There was another man in the median. He had a hopeless look about him, and I wondered how long he’d been standing there. My better sense was asking me, “Why the hell did you just get out of a van on the freeway? Taxis aren’t going to stop here. If they’re on the freeway, they have fares with them. You just got screwed.”
The other guy didn’t say anything. He looked at me, then went back to trying to flag down a ride for himself. I did the same. If someone didn’t stop, I was already thinking, it was going to be a long walk back. I remember passing Metro, so I figure it’s a 20 minute drive to my street. That entails crossing a freeway on foot, though, and as much practice dashing across busy roadways, I wasn’t up for it tonight, lugging a full backpack and a laptop bag.
“Why the hell did I get out of the van?”
I waved more, frantic, stupid, standing on the shoulder, looking for the little red light in the windshield of a cab that says it’s available.
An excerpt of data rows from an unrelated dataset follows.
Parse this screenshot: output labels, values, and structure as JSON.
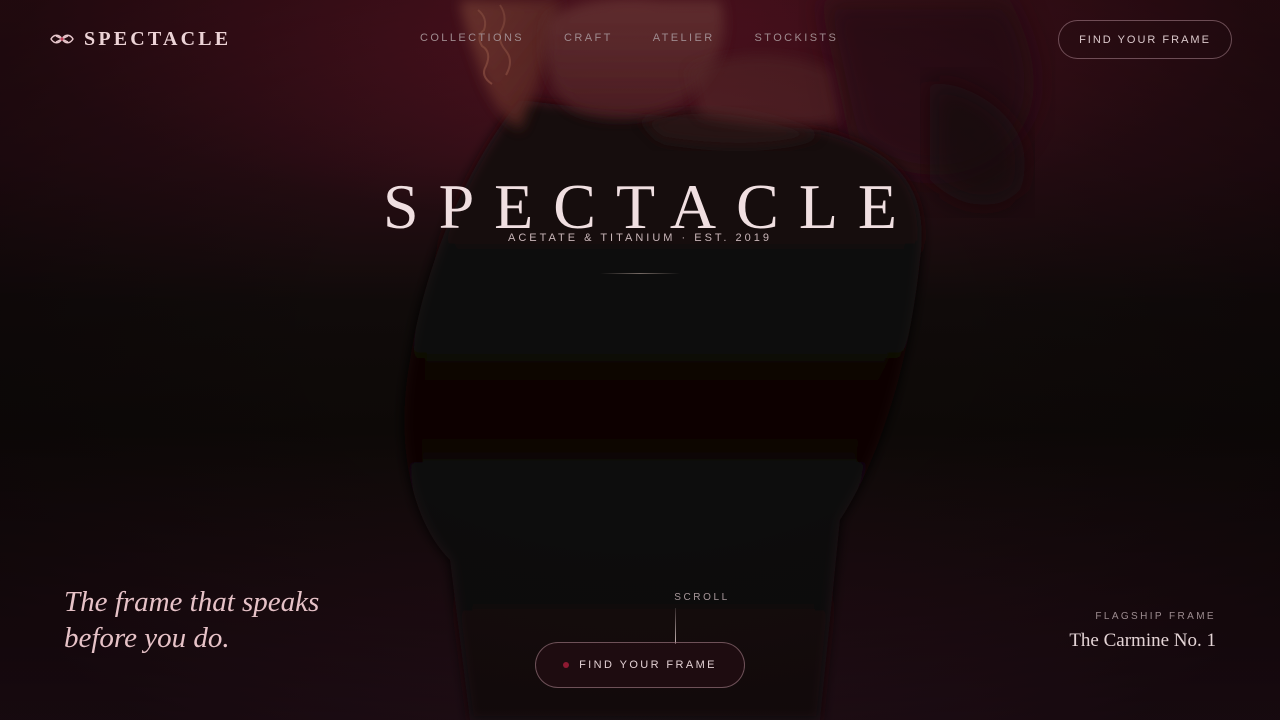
{
  "brand": {
    "name": "SPECTACLE",
    "logo_icon": "spectacles-icon"
  },
  "nav": {
    "items": [
      {
        "label": "COLLECTIONS"
      },
      {
        "label": "CRAFT"
      },
      {
        "label": "ATELIER"
      },
      {
        "label": "STOCKISTS"
      }
    ]
  },
  "header": {
    "cta_label": "FIND YOUR FRAME"
  },
  "hero": {
    "title": "SPECTACLE",
    "subtitle": "ACETATE & TITANIUM · EST. 2019"
  },
  "tagline": {
    "line1": "The frame that speaks",
    "line2": "before you do."
  },
  "scroll": {
    "label": "SCROLL"
  },
  "cta": {
    "label": "FIND YOUR FRAME",
    "dot_color": "#8e1a32"
  },
  "flagship": {
    "label": "FLAGSHIP FRAME",
    "name": "The Carmine No. 1"
  },
  "colors": {
    "accent": "#8e1a32",
    "background": "#140a0d",
    "text": "#e9d5d8"
  }
}
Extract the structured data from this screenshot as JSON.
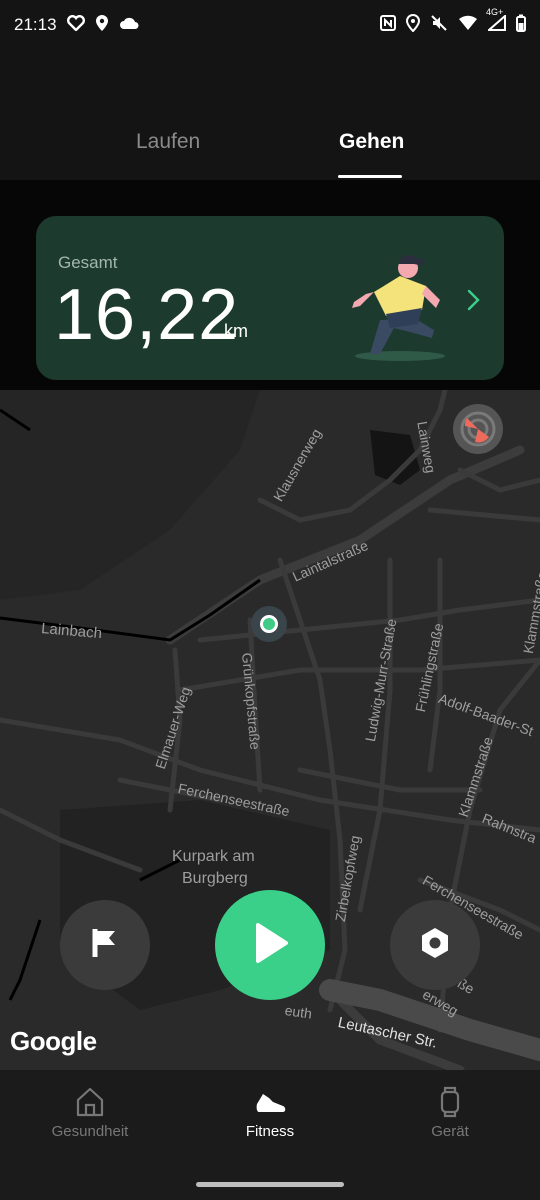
{
  "status_bar": {
    "time": "21:13",
    "left_icons": [
      "heart-icon",
      "location-icon",
      "cloud-icon"
    ],
    "right_icons": [
      "nfc-icon",
      "location-icon",
      "mute-icon",
      "wifi-icon",
      "signal-icon",
      "battery-icon"
    ],
    "network": "4G+"
  },
  "tabs": [
    {
      "label": "Laufen",
      "active": false
    },
    {
      "label": "Gehen",
      "active": true
    }
  ],
  "summary": {
    "label": "Gesamt",
    "value": "16,22",
    "unit": "km"
  },
  "map": {
    "labels": [
      "Klausnerweg",
      "Lainweg",
      "Laintalstraße",
      "Lainbach",
      "Grünkopfstraße",
      "Elmauer-Weg",
      "Ludwig-Murr-Straße",
      "Frühlingstraße",
      "Klammstraße",
      "Adolf-Baader-St",
      "Klammstraße",
      "Rahnstra",
      "Ferchenseestraße",
      "Kurpark am",
      "Burgberg",
      "Zirbelkopfweg",
      "Ferchenseestraße",
      "ße",
      "erweg",
      "euth",
      "Leutascher Str."
    ],
    "attribution": "Google"
  },
  "actions": {
    "flag": "flag-icon",
    "start": "play-icon",
    "settings": "settings-icon"
  },
  "bottom_nav": [
    {
      "label": "Gesundheit",
      "icon": "home-icon",
      "active": false
    },
    {
      "label": "Fitness",
      "icon": "shoe-icon",
      "active": true
    },
    {
      "label": "Gerät",
      "icon": "watch-icon",
      "active": false
    }
  ],
  "colors": {
    "accent": "#3bd08a",
    "card": "#1c3a2d",
    "background": "#0a0a0a"
  }
}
One stopped.
The ride home was exactly 20 kuai. I walked up the street to my friends’ cafe. Now I was thinking about the 85-yuan bus I could have taken and asking myself, “Why the hell did I get into that van?”
What would you have done?


February 10th, 2007 at 8:07 pm
Great post. I have nothing but sympathy for you. This is a classic case of “I made a deal that would be inconvenient for me to fulfill so screw it, I’ll make something up to get out of it” strategy. Painful. Funny story though.
February 11th, 2007 at 4:42 am
Thanks for the sympathy, at least. I was hoping maybe you knew a quick way to learn Chinese, besides, y’know, studying.